Дженни предпочитала, чтобы дело шло само собой, а мы никоим образом ничему не противились: уже сам судебный процесс был бы скандалом, да и выиграв его, я все равно потерял бы все, не имея средств на оплату судебных издержек.
Так что мы ничего не ответили на это первое требование.
Три дня спустя я получил предписание явиться к судье и то ли признать свой долг, то ли его отрицать.
Я считал, что следует объявить иск неправомерным, что позволит опротестовать приговор, но Дженни думала иначе.
— Пойди к судье, — сказала она, — и расскажи, как все происходило на самом деле. Ты можешь рассказать это с достоинством, мой дорогой Уильям, поскольку факты свидетельствуют в твою пользу.

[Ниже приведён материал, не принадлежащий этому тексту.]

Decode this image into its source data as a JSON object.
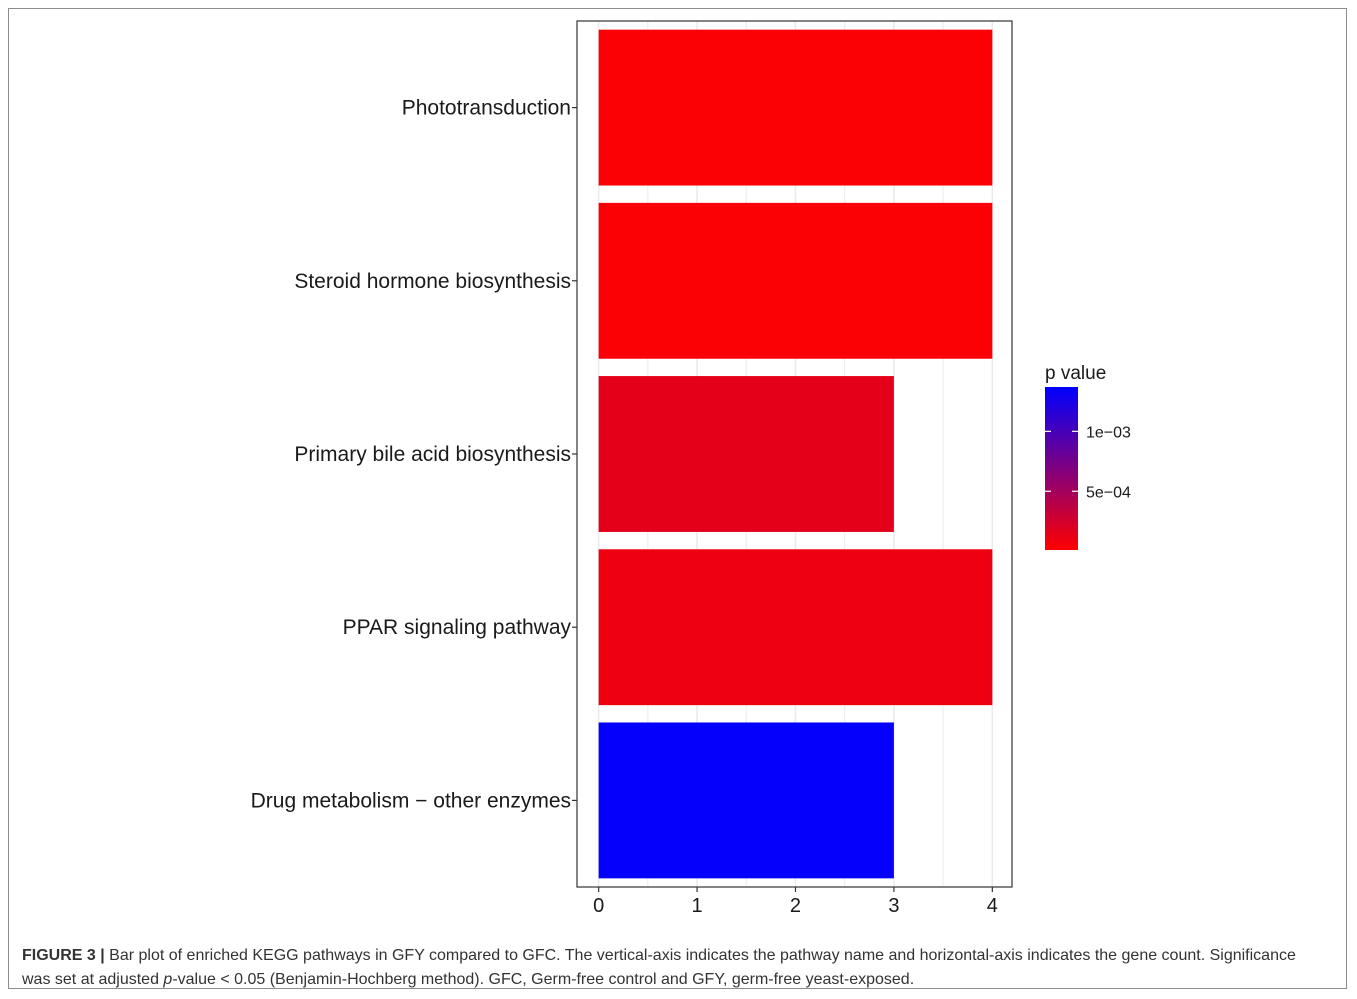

В этом деле я решил целиком и полностью положиться на Дженни, чей ясный ум и честная душа мне были известны.
Так что в день и час, указанные в судебной повестке, я предстал перед судьей.

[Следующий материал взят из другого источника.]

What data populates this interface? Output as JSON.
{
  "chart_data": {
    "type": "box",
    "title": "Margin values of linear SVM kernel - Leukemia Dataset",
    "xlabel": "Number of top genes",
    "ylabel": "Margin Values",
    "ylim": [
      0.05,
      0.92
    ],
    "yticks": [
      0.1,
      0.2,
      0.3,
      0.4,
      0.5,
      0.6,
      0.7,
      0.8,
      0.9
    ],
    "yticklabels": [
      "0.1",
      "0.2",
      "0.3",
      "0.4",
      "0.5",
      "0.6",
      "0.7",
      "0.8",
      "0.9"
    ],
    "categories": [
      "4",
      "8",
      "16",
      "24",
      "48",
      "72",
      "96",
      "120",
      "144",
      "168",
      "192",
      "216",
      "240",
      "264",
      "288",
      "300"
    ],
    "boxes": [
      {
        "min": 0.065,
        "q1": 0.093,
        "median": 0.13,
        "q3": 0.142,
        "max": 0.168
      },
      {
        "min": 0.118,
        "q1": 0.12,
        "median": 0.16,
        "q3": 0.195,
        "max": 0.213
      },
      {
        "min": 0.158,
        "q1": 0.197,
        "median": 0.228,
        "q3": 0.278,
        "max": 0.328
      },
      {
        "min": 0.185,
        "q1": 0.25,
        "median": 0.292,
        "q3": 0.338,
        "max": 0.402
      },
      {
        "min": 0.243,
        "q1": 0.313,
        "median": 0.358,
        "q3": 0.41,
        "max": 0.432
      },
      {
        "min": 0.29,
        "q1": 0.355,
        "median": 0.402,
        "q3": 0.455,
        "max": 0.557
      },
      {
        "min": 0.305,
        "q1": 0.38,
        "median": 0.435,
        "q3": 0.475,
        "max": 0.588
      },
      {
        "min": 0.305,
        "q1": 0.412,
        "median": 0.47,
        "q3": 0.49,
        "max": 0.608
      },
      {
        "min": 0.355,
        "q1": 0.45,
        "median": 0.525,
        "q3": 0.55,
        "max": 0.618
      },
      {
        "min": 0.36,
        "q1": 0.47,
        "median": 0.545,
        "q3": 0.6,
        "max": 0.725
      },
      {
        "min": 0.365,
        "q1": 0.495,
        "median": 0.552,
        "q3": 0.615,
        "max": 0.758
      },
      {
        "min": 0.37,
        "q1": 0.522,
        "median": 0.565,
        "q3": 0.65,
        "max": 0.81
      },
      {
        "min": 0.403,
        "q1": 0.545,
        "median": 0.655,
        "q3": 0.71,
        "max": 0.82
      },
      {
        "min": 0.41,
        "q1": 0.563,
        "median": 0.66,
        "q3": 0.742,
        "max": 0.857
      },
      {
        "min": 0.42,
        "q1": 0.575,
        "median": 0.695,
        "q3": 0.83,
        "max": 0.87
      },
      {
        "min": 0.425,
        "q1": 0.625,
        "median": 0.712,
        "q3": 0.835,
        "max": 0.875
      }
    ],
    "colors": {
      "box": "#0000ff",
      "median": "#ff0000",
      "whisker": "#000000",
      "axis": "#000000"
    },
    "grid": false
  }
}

Я думал, что увижу в его лице противника.
Но я ошибался.
Судья пригласил меня войти в его кабинет, закрыл за мной дверь, и мы остались с ним наедине.
Судья по имени Дженкинс оказался превосходным человеком (я и раньше слышал о нем хорошие отзывы).

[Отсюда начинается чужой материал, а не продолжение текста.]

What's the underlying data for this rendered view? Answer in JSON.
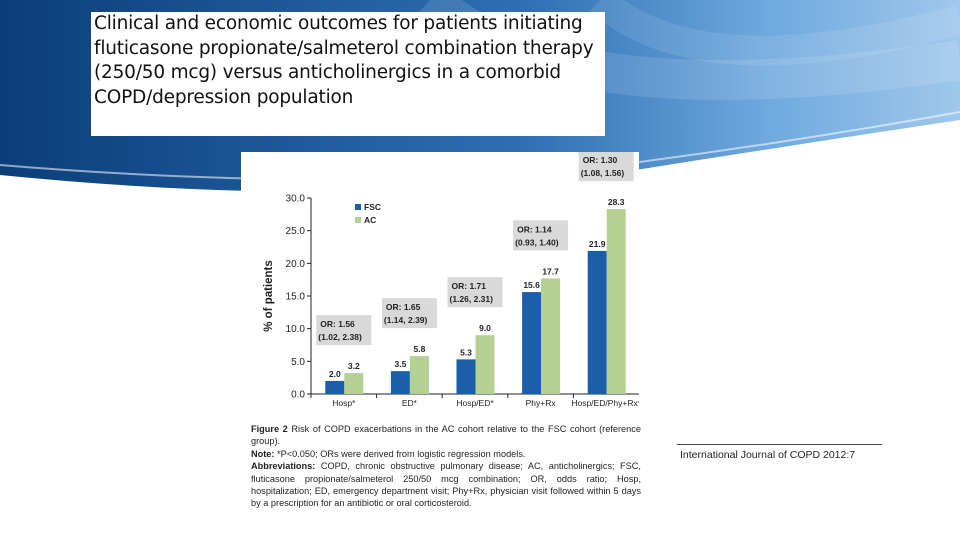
{
  "slide": {
    "title": "Clinical and economic outcomes for patients initiating fluticasone propionate/salmeterol combination therapy (250/50 mcg) versus anticholinergics in a comorbid COPD/depression population",
    "colors": {
      "banner_dark": "#0b3d7a",
      "banner_light": "#5fa0d8",
      "fsc": "#1a5fa8",
      "ac": "#b5d093",
      "or_box": "#d9d9d9"
    }
  },
  "chart_data": {
    "type": "bar",
    "ylabel": "% of patients",
    "xlabel": "",
    "ylim": [
      0,
      30
    ],
    "yticks": [
      "0.0",
      "5.0",
      "10.0",
      "15.0",
      "20.0",
      "25.0",
      "30.0"
    ],
    "categories": [
      "Hosp*",
      "ED*",
      "Hosp/ED*",
      "Phy+Rx",
      "Hosp/ED/Phy+Rx*"
    ],
    "series": [
      {
        "name": "FSC",
        "values": [
          2.0,
          3.5,
          5.3,
          15.6,
          21.9
        ],
        "labels": [
          "2.0",
          "3.5",
          "5.3",
          "15.6",
          "21.9"
        ]
      },
      {
        "name": "AC",
        "values": [
          3.2,
          5.8,
          9.0,
          17.7,
          28.3
        ],
        "labels": [
          "3.2",
          "5.8",
          "9.0",
          "17.7",
          "28.3"
        ]
      }
    ],
    "odds_ratios": [
      {
        "or": "OR: 1.56",
        "ci": "(1.02, 2.38)"
      },
      {
        "or": "OR: 1.65",
        "ci": "(1.14, 2.39)"
      },
      {
        "or": "OR: 1.71",
        "ci": "(1.26, 2.31)"
      },
      {
        "or": "OR: 1.14",
        "ci": "(0.93, 1.40)"
      },
      {
        "or": "OR: 1.30",
        "ci": "(1.08, 1.56)"
      }
    ],
    "legend_position": "top-left"
  },
  "caption": {
    "figure_label": "Figure 2",
    "figure_text": "Risk of COPD exacerbations in the AC cohort relative to the FSC cohort (reference group).",
    "note_label": "Note:",
    "note_text": "*P<0.050; ORs were derived from logistic regression models.",
    "abbrev_label": "Abbreviations:",
    "abbrev_text": "COPD, chronic obstructive pulmonary disease; AC, anticholinergics; FSC, fluticasone propionate/salmeterol 250/50 mcg combination; OR, odds ratio; Hosp, hospitalization; ED, emergency department visit; Phy+Rx, physician visit followed within 5 days by a prescription for an antibiotic or oral corticosteroid."
  },
  "journal": "International Journal of COPD 2012:7"
}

Он учтиво меня поприветствовал и предложил сесть.
— Господин Бемрод, — начал он, — правосудие для всех одинаково, но я лично полагаю, что формы его должны быть различными; я слышал о вас и знаю, что вы человек уважаемый, знаю, что в последнее время несчастья преследуют вас, знаю, наконец, что у вас есть враги, — вот почему я принимаю вас без посторонних, вот почему я хочу побеседовать с вами частным образом, вот почему в вашем случае я хочу быть прежде всего человеком, а затем уже судьей.
— Заверяю вас в моей глубокой признательности, — отозвался я, — но ваша добрая воля никак меня не спасет, и я заранее приговорен.
— Так вы действительно должны требуемую сумму?
— Да, так как мой отец взял на себя долговое обязательство другого человека, а я взял на себя этот долг отца.
— Известна ли вам, господин Бемрод, хоть какая-нибудь возможность опротестовать это долговое обязательство?
— Не вижу ни одной, сударь, а если бы таковая и нашлась, я бы ею не воспользовался: взяв на себя ответственность за отца, я должен платить.
— А если у вас нет средств?
— Мне придется претерпеть последствия моего долга.
— Но знаете ли вы, как они ужасны?
— Да, я это знаю.
— Я буду вынужден дать распоряжение о распродаже вашей мебели.
— Моя мебель — вовсе не моя, сударь, она принадлежит моим прихожанам: добрые люди предоставили мне ее, полагая, что я останусь с ними навсегда. Я покидаю их с большим сожалением, так как люблю их, и они меня тоже любят. Отныне эта мебель не более чем взятое во временное пользование имущество, и я надеюсь, что вы по справедливости объявите о ее неприкосновенности, чтобы я смог возвратить мебель тем, кто мне ее дал.